Member of Parliament, Lok Sabha
- In office 1984–1985
- Preceded by: Chandrashekhar Singh
- Succeeded by: Chandrashekhar Singh
- Constituency: Banka (Bihar)
- In office 1986–1989
- Preceded by: Chandrashekhar Singh
- Succeeded by: Pratap Singh
- Constituency: Banka (Bihar)

Personal details
- Born: 23 August 1938 Kalyanpur, Monghyr District, Bihar Province, British India
- Died: 8 December 2024 (aged 86) Patna, Bihar, India
- Party: Indian National Congress
- Spouse: Chandrashekhar Singh

= Manorama Singh =

Indian politician (1938–2024)

Manorama Singh (23 August 1938 – 8 December 2024) was an Indian politician.

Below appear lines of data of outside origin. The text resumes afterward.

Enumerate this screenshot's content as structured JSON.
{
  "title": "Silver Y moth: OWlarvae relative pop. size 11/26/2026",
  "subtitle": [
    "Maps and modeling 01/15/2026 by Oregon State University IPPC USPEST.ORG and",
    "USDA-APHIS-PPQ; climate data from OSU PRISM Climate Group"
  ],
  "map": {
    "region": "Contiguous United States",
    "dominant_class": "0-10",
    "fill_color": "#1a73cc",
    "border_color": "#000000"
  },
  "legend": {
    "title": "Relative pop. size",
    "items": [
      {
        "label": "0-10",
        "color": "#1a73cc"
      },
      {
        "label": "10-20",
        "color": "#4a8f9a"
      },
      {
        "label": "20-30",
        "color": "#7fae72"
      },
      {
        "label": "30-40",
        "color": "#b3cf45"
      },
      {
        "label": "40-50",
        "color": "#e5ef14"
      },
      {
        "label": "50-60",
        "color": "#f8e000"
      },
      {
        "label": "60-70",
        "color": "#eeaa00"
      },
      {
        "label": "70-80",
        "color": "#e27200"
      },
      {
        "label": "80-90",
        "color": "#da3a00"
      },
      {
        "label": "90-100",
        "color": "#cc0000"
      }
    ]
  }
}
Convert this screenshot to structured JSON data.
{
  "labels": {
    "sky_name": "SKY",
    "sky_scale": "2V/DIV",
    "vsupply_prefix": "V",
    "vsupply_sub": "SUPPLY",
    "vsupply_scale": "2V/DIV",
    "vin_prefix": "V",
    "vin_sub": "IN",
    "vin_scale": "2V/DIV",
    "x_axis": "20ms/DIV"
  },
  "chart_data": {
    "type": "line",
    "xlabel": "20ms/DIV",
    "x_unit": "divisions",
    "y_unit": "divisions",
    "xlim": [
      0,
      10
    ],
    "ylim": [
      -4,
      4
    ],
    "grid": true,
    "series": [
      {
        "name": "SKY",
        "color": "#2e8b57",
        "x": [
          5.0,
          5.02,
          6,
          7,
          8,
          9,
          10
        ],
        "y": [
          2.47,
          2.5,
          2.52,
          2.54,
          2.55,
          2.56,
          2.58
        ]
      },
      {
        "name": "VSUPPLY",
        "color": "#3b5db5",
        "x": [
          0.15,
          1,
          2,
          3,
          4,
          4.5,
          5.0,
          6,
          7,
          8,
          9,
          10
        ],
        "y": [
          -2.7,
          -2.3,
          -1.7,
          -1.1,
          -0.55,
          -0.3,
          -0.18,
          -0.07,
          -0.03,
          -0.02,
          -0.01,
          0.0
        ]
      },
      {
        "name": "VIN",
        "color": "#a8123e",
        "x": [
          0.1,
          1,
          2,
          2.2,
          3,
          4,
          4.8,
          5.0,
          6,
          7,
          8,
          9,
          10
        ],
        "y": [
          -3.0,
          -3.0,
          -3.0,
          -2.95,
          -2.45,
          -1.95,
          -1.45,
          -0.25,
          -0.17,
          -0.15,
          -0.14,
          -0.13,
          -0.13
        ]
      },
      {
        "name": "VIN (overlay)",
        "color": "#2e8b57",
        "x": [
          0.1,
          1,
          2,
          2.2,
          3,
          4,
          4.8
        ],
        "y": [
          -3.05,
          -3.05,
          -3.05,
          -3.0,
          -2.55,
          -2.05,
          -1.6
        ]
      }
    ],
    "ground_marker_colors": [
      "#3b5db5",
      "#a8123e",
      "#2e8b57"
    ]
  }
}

Her late husband Chandrashekhar Singh served as Chief Minister of Bihar. She was elected to the Lok Sabha from the Banka in Bihar as a member of the Indian National Congress in the 1980s.

Singh was elected to Lok Sabha from Banka in 1984, but vacated the seat when her husband was made minister in Delhi in 1985. Her husband died in 1986, and one more by-poll had to be held in 1986. She won 1986 Banka by-election against George Fernandes of Janata Party with 186,237 votes against 156,853 votes. She lost election from Banka as Congress candidate in 1989, 1991, and 1996.

Singh died in Patna, Bihar on 8 December 2024, at the age of 86.